O serviço de streaming teria
inclusive recusado ou ignorado várias sugestões da sua equipe de moderação para
evitar que vídeos conspiratórios, fake news e conteúdo violento fosse parar na
capa do site, também conhecida como “Em Alta”.
Uma das
propostas recusadas pelo YouTube teria sido justamente impedir que vídeos que
“quase violavam os termos de uso” da plataforma chegasse na seção Em Alta mesmo
que tivessem visualizações suficientes para tal. Isso foi sugerido em 2016, com
a intenção era impedir que esses clipes ganhassem ainda mais visibilidade e
gerassem polêmicas na imprensa, como vem acontecendo frequentemente.
Sede
do YouTube nos EUA (fonte: Kim White/Bloomberg)

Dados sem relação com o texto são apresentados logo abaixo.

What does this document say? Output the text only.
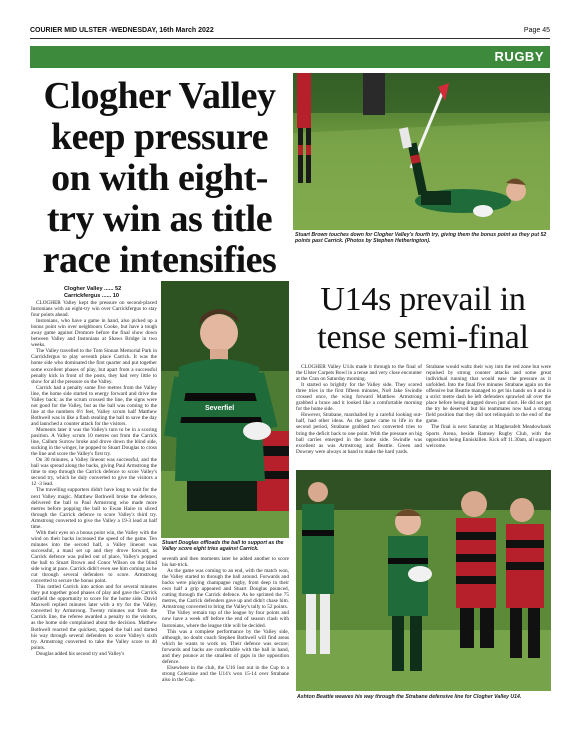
COURIER MID ULSTER -WEDNESDAY, 16th March 2022	Page 45
RUGBY
Clogher Valley keep pressure on with eight-try win as title race intensifies
Stuart Brown touches down for Clogher Valley's fourth try, giving them the bonus point as they put 52 points past Carrick. (Photos by Stephen Hetherington).
Clogher Valley ...... 52
Carrickfergus ...... 10

CLOGHER Valley kept the pressure on second-placed Instonians with an eight-try win over Carrickfergus to stay four points ahead.

Instonians, who have a game in hand, also picked up a bonus point win over neighbours Cooke, but have a tough away game against Dromore before the final show down between Valley and Instonians at Shaws Bridge in two weeks.

The Valley travelled to the Tom Sinnan Memorial Park in Carrickfergus to play seventh place Carrick. It was the home side who dominated the first quarter and put together some excellent phases of play, but apart from a successful penalty kick in front of the posts, they had very little to show for all the pressure on the Valley.

Carrick had a penalty some five metres from the Valley line, the home side started to energy forward and drive the Valley back; as the scrum crossed the line, the signs were not good for the Valley, but as the ball was coming to the line at the numbers 6½ feet, Valley scrum half Matthew Bothwell was in like a flash stealing the ball to save the day and launched a counter attack for the visitors.

Moments later it was the Valley's turn to be in a scoring position. A Valley scrum 10 metres out from the Carrick line, Callum Surrow broke and drove down the blind side, sucking in the winger, he popped to Stuart Douglas to cross the line and score the Valley's first try.

On 30 minutes, a Valley lineout was successful, and the ball was spread along the backs, giving Paul Armstrong the time to step through the Carrick defence to score Valley's second try, which he duly converted to give the visitors a 12 -3 lead.

The travelling supporters didn't have long to wait for the next Valley magic. Matthew Bothwell broke the defence, delivered the ball to Paul Armstrong who made more metres before popping the ball to Ewan Haire to sliced through the Carrick defence to score Valley's third try. Armstrong converted to give the Valley a 19-3 lead at half time.

With their eyes on a bonus point win, the Valley with the wind on their backs increased the speed of the game. Ten minutes into the second half, a Valley lineout was successful, a maul set up and they drove forward, as Carrick defence was pulled out of place, Valley's popped the ball to Stuart Brown and Conor Wilson on the blind side wing at pace. Carrick didn't even see him coming as he cut through several defenders to score. Armstrong converted to secure the bonus point.

This rattled Carrick into action and for several minutes they put together good phases of play and gave the Carrick outfield the opportunity to score for the home side. David Maxwell replied minutes later with a try for the Valley, converted by Armstrong. Twenty minutes out from the Carrick line, the referee awarded a penalty to the visitors, as the home side complained about the decision. Matthew Bothwell reacted the quickest, tapped the ball and darted his way through several defenders to score Valley's sixth try. Armstrong converted to take the Valley score to 40 points.

Douglas added his second try and Valley's

Severfiel
Stuart Douglas offloads the ball to support as the Valley score eight tries against Carrick.

seventh and then moments later he added another to score his hat-trick.

As the game was coming to an end, with the match won, the Valley started to through the ball around. Forwards and backs were playing champagne rugby, from deep in their own half a grip appeared and Stuart Douglas pounced, cutting through the Carrick defence. As he sprinted the 75 metres, the Carrick defenders gave up and didn't chase him. Armstrong converted to bring the Valley's tally to 52 points.

The Valley remain top of the league by four points and now have a week off before the end of season clash with Instonians, where the league title will be decided.

This was a complete performance by the Valley side, although, no doubt coach Stephen Bothwell will find areas which he wants to work on. Their defence was secure; forwards and backs are comfortable with the ball in hand, and they pounce at the smallest of gaps in the opposition defence.

Elsewhere in the club, the U16 lost out in the Cup to a strong Coleraine and the U14's won 15-14 over Strabane also in the Cup.

U14s prevail in tense semi-final

CLOGHER Valley U14s made it through to the final of the Ulster Carpets Bowl in a tense and very close encounter at the Cran on Saturday morning.

It started so brightly for the Valley side. They scored three tries in the first fifteen minutes, No8 Jake Swindle crossed once, the wing forward Matthew Armstrong grabbed a brace and it looked like a comfortable morning for the home side.

However, Strabane, marshalled by a careful looking out-half, had other ideas. As the game came to life in the second period, Strabane grabbed two converted tries to bring the deficit back to one point. With the pressure on big ball carries emerged in the home side. Swindle was excellent as was Armstrong and Beattie. Green and Downey were always at hand to make the hard yards.

Strabane would waltz their way into the red zone but were repulsed by strong counter attacks and some great individual running that would ease the pressure as it unfolded. Into the final five minutes Strabane again on the offensive but Beattie managed to get his hands on it and in a strict metre dash he left defenders sprawled all over the place before being dragged down just short. He did not get the try he deserved but his teammates now had a strong field position that they did not relinquish to the end of the game.

The final is next Saturday at Magherafelt Meadowbank Sports Arena, beside Ramsey Rugby Club, with the opposition being Enniskillen. Kick off 11.30am, all support welcome.

Ashton Beattie weaves his way through the Strabane defensive line for Clogher Valley U14.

De acordo com funcionários, a
direção da plataforma recusou essa sugestão porque ela ia contra os objetivos
internos de alcançar a marca de 1 bilhão de visualizações ao dia. “Eu posso
dizer com grande confiança que eles estavam absolutamente errados”, teria dito
um ex-funcionário não identificado à Bloomberg.
Essa mesma
pessoa teria dito que, em janeiro de 2019, a plataforma implementou uma
ferramenta de filtragem automática muito similar a essa recusada, após a
empresa ter sido alvo de várias denuncias em órgãos reguladores e na imprensa
especializada.
"Para que, em casos de
processos judiciais, não houvessem tantas provas de que funcionários tinham
conhecimento de vídeos problemáticos"
A Bloomberg ainda
afirma ter conversado com funcionários de fora da equipe de moderação, os quais
eram ativamente aconselhados a não reportar vídeos tóxicos que encontrassem na
plataforma. Os advogados da empresa teriam sugerido essa política para que, em
casos de processos judiciais, não houvessem tantas provas de que funcionários
tinham conhecimento de vídeos problemáticos circulando no YouTube.
Há ainda uma
terceira acusação, essa referente à CEO do YouTube, Susan Wojcicki.

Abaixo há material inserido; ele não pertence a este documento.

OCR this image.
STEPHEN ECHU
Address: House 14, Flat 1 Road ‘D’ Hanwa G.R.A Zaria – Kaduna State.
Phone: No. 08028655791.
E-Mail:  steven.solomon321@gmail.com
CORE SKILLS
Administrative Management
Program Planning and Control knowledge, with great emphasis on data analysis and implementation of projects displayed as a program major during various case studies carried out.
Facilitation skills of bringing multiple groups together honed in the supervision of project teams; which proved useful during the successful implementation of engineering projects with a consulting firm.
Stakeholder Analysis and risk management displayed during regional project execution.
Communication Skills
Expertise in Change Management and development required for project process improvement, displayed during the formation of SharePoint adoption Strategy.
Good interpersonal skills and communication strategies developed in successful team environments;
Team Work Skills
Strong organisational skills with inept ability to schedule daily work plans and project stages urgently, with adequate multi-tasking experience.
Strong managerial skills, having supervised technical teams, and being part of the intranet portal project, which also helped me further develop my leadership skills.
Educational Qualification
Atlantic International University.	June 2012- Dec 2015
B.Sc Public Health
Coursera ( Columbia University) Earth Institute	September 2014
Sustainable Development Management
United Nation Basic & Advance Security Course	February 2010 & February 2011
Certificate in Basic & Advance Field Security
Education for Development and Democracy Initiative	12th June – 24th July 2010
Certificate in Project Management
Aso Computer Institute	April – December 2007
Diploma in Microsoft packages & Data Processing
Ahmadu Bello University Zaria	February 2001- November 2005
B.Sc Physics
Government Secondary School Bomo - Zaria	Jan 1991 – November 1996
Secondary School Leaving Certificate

Aparentemente, ela sempre se recusava a discutir os problemas de moderação de
vídeos tóxicos, dizendo que seu trabalho ali era apenas “liderar a empresa” ou
“fazê-la funcionar”.
As primeiras ações do YouTube
contra vídeos tóxicos teriam começado em 2016, com a moderados manualmente
desmonetizando canais e vídeos considerados infratores das regras de uso.
Contudo, em todo o mundo, apenas 20 pessoas trabalhavam nisso até pouco tempo.
Em 2018, o
YouTube começou a descreditar teorias de conspiração e fake news em sua
plataforma com etiquetas e links para informações verdadeiras. Contudo, os
efeitos dessa luta contra vídeos tóxicos ainda são pouco percebidos pela
comunidade.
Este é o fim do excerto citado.